Platforms

nSpace platforms demonstrate repeatable architecture patterns for data-intensive decision systems and AI-enabled software delivery. Each system shows a different application of the same core capability: ingest complex data, structure it for analysis, model uncertainty, expose intelligence through APIs and dashboards, and make software delivery more controlled and verifiable.

ForecastIQ

Forecasting and planning infrastructure for uncertain operational environments.

ForecastIQ demonstrates nSpace’s ability to build planning and forecasting systems that combine structured data pipelines, modeling workflows, scenario analysis, analytics APIs, and decision dashboards.

Demonstrates:

  • Forecasting system architecture
  • Model-ready data pipelines
  • Feature preparation
  • Planning workflows
  • Analytics-backed decision support
  • Production application delivery

Stage: Production / active platform.

BookieMonster

Market intelligence and probabilistic decision analytics.

BookieMonster is a data-intensive analytics platform that combines external APIs, historical data, probabilistic modeling, calibration, ranking logic, serving APIs, and operator dashboards.

The domain is sports markets, but the architecture pattern applies broadly: ingest volatile external signals, normalize large datasets, model uncertainty, rank opportunities, and present decision-ready intelligence to operators.

Demonstrates:

  • Large-scale external data ingestion
  • Historical and intraday analytics
  • Probabilistic modeling
  • Market movement analysis
  • Ranked decision workflows
  • API-backed dashboards

Stage: Active internal platform.

Abracapocus

Architecture-led agentic software delivery.
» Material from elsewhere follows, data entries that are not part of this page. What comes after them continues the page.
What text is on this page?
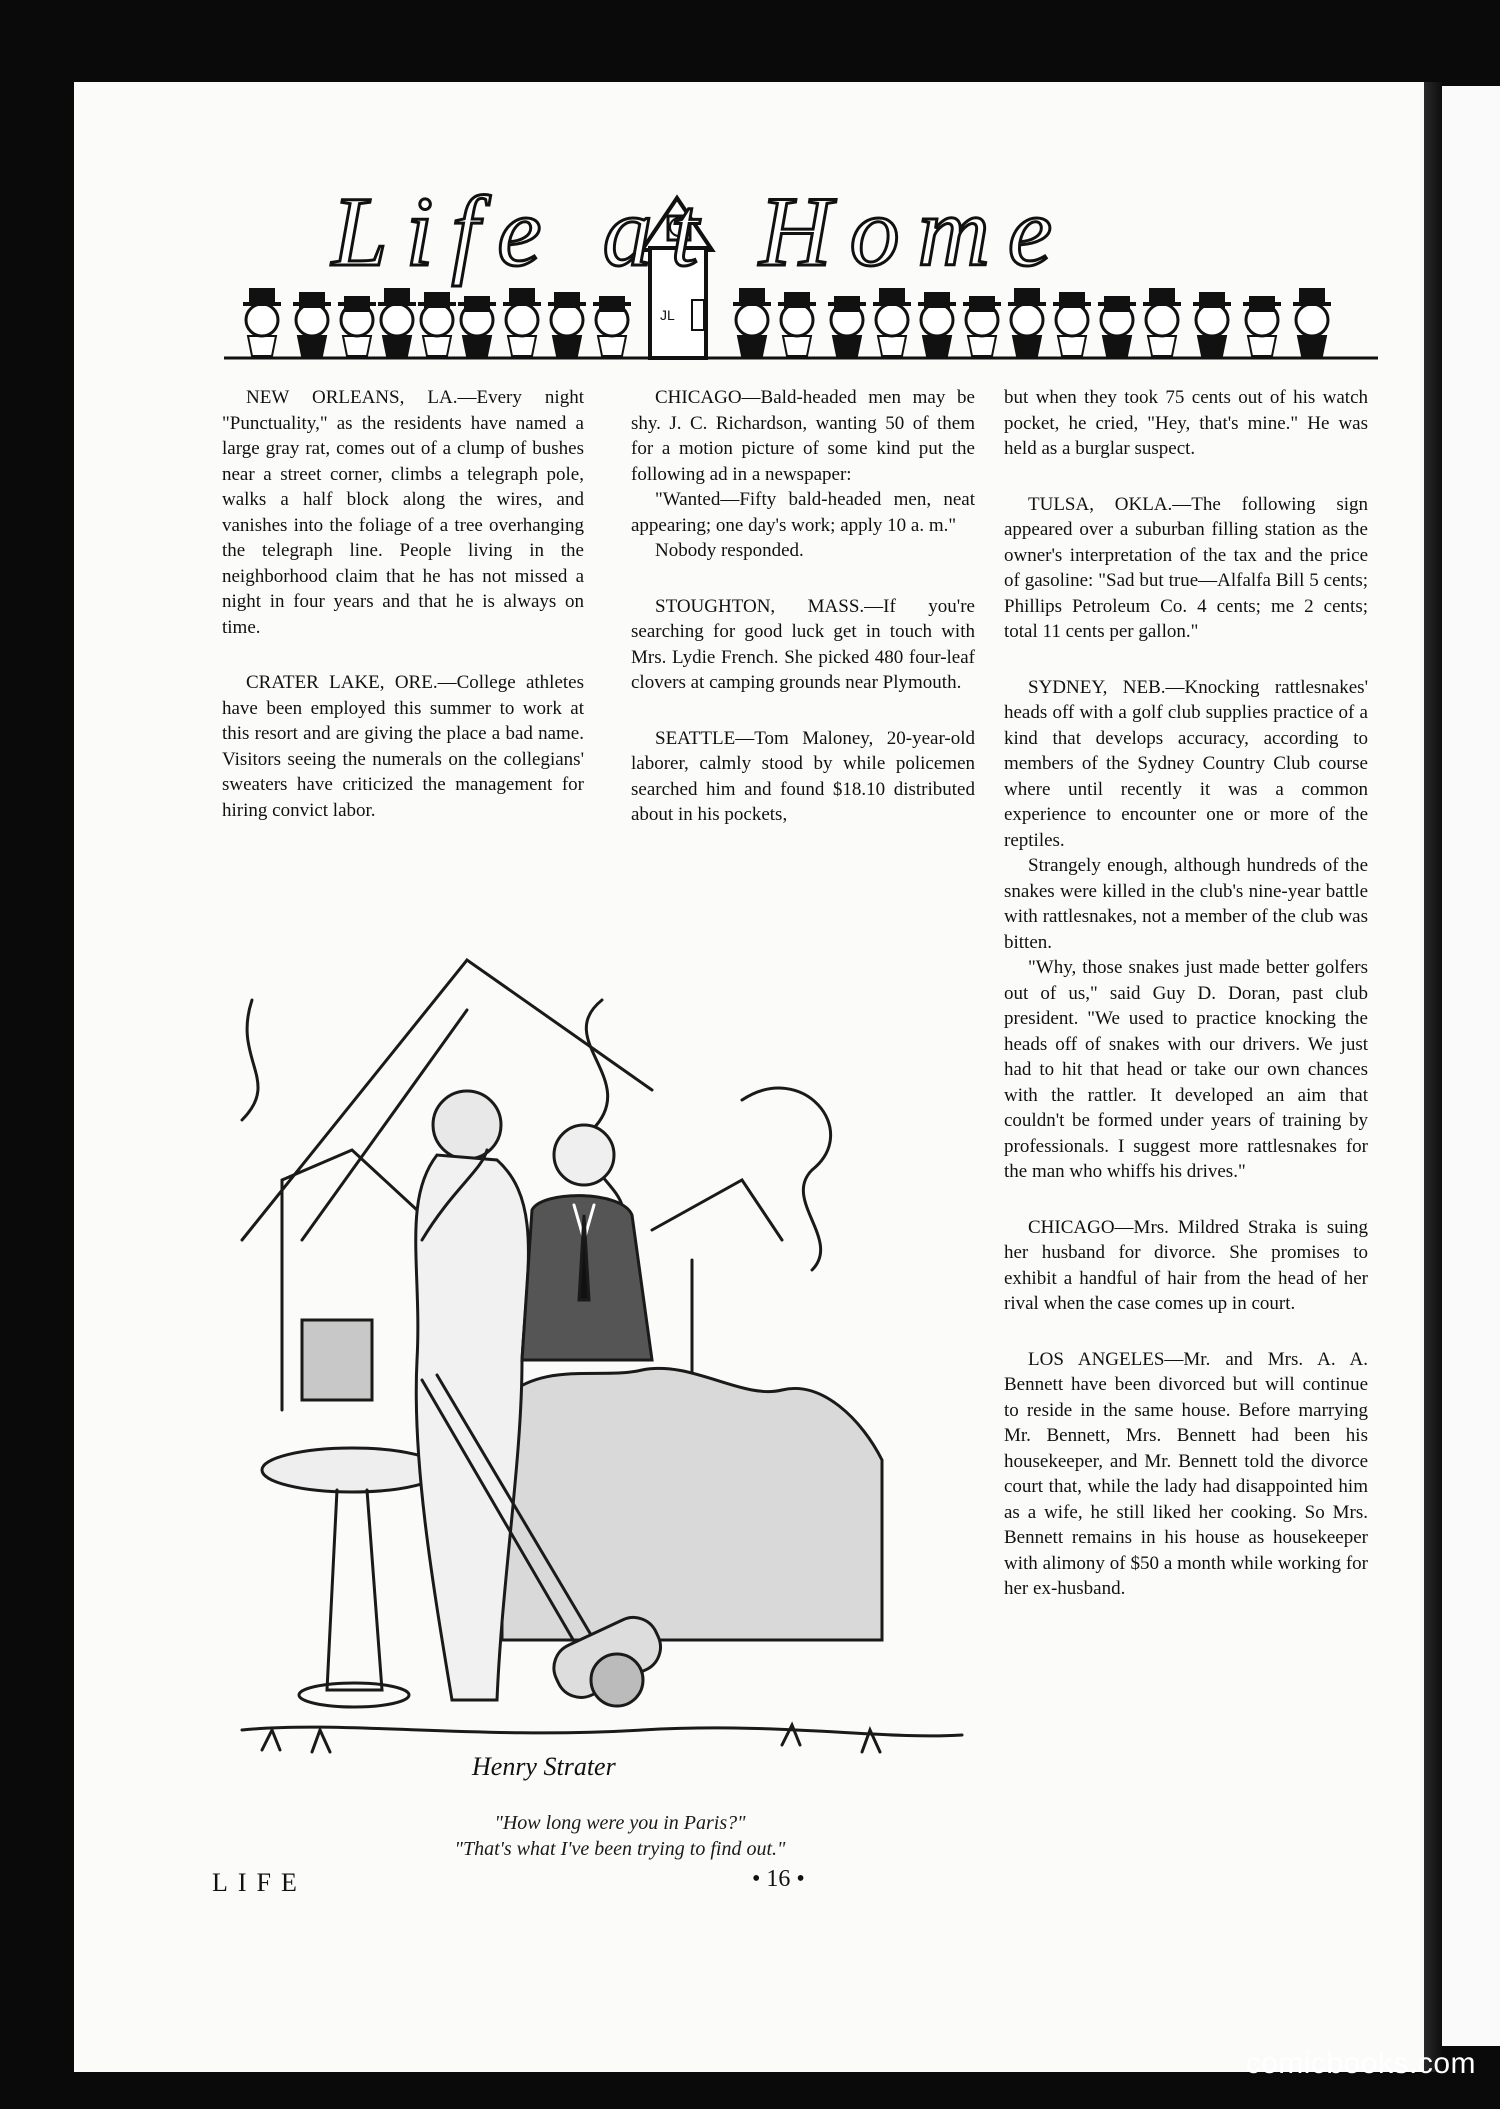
JL
Life at Home

NEW ORLEANS, LA.—Every night "Punctuality," as the residents have named a large gray rat, comes out of a clump of bushes near a street corner, climbs a telegraph pole, walks a half block along the wires, and vanishes into the foliage of a tree overhanging the telegraph line. People living in the neighborhood claim that he has not missed a night in four years and that he is always on time.

CRATER LAKE, ORE.—College athletes have been employed this summer to work at this resort and are giving the place a bad name. Visitors seeing the numerals on the collegians' sweaters have criticized the management for hiring convict labor.

CHICAGO—Bald-headed men may be shy. J. C. Richardson, wanting 50 of them for a motion picture of some kind put the following ad in a newspaper:

"Wanted—Fifty bald-headed men, neat appearing; one day's work; apply 10 a. m."

Nobody responded.

STOUGHTON, MASS.—If you're searching for good luck get in touch with Mrs. Lydie French. She picked 480 four-leaf clovers at camping grounds near Plymouth.

SEATTLE—Tom Maloney, 20-year-old laborer, calmly stood by while policemen searched him and found $18.10 distributed about in his pockets,

but when they took 75 cents out of his watch pocket, he cried, "Hey, that's mine." He was held as a burglar suspect.

TULSA, OKLA.—The following sign appeared over a suburban filling station as the owner's interpretation of the tax and the price of gasoline: "Sad but true—Alfalfa Bill 5 cents; Phillips Petroleum Co. 4 cents; me 2 cents; total 11 cents per gallon."

SYDNEY, NEB.—Knocking rattlesnakes' heads off with a golf club supplies practice of a kind that develops accuracy, according to members of the Sydney Country Club course where until recently it was a common experience to encounter one or more of the reptiles.

Strangely enough, although hundreds of the snakes were killed in the club's nine-year battle with rattlesnakes, not a member of the club was bitten.

"Why, those snakes just made better golfers out of us," said Guy D. Doran, past club president. "We used to practice knocking the heads off of snakes with our drivers. We just had to hit that head or take our own chances with the rattler. It developed an aim that couldn't be formed under years of training by professionals. I suggest more rattlesnakes for the man who whiffs his drives."

CHICAGO—Mrs. Mildred Straka is suing her husband for divorce. She promises to exhibit a handful of hair from the head of her rival when the case comes up in court.

LOS ANGELES—Mr. and Mrs. A. A. Bennett have been divorced but will continue to reside in the same house. Before marrying Mr. Bennett, Mrs. Bennett had been his housekeeper, and Mr. Bennett told the divorce court that, while the lady had disappointed him as a wife, he still liked her cooking. So Mrs. Bennett remains in his house as housekeeper with alimony of $50 a month while working for her ex-husband.

Henry Strater
"How long were you in Paris?"
"That's what I've been trying to find out."
LIFE	• 16 •
comicbooks.com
Abracapocus is nSpace’s AI-assisted software delivery orchestration system. It coordinates planning, task definition, agent execution, review, verification, retry decisions, and execution evidence so AI-assisted development can produce real software changes under architectural control.

Demonstrates:

  • Agentic development orchestration
  • Architecture-aware task planning
  • Controlled execution by AI coding agents
  • Review and verification gates
  • Repeatable delivery workflows
  • Evidence-based progress tracking

Stage: Active development / internal platform.